Хотя судьба пушкинских героев еще долго будет волновать читателей многих стран, композиционная структура «Онегина» в целом заслуживает не меньшего внимания, так как фабула в конечном итоге все-таки не является смысловой доминантой. Смена парадигмы в восприятии романа постепенно переместила исследовательский интерес с его творческой истории на состав текста. Осознание мнимой неоконченности «Онегина» привело нас к переоткрытию идеи Тынянова о том, что подлинным концом романа являются «Отрывки из путешествия Онегина».[66 - Чумаков Ю. М. Состав художественного текста «Евгения Онегина» // Пушкин и его современники / Учен. зап.

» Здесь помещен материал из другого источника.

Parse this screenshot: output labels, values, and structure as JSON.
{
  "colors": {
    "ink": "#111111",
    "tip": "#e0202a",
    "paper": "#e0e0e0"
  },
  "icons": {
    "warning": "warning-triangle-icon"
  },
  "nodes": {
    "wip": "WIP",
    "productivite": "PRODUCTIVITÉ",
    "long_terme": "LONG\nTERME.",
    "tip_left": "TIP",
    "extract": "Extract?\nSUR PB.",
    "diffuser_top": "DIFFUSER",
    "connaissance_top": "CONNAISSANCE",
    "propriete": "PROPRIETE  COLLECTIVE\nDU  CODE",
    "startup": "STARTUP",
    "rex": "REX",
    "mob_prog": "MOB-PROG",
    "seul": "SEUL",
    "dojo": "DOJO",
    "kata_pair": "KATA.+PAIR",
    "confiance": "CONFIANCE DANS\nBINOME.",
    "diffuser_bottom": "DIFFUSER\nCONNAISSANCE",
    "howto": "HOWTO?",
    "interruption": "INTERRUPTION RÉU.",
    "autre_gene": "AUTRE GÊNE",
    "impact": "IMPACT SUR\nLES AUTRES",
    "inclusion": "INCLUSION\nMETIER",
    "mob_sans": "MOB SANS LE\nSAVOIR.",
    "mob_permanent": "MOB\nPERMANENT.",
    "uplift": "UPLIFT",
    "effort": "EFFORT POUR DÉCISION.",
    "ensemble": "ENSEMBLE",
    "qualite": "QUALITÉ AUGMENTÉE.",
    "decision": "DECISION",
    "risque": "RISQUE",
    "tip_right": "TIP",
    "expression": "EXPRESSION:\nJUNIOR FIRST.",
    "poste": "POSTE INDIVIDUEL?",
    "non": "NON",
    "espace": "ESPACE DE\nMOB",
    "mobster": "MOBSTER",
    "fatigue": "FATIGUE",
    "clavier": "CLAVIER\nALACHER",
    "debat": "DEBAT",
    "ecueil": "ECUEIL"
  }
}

Ленингр. гос. пед. ун-та им. А. И. Герцена. Т. 134. Псков, 1970. С. 20–33.] Если Тынянов выводил ее из установки Пушкина на словесный план, из словесной динамики произведения, то наша аргументация опиралась на композиционную структуру романа, на описание «Отрывков из путешествия…» и «Примечаний» как полноправных компонентов поэтического текста в ранге глав. В свою очередь, структурные данные, взятые в зависимости именно от текста, дважды опубликованного самим Пушкиным, то есть без так называемой «десятой главы», были сведены в то, что без особой натяжки можно назвать жанровой формулой «Онегина» как романа в стихах.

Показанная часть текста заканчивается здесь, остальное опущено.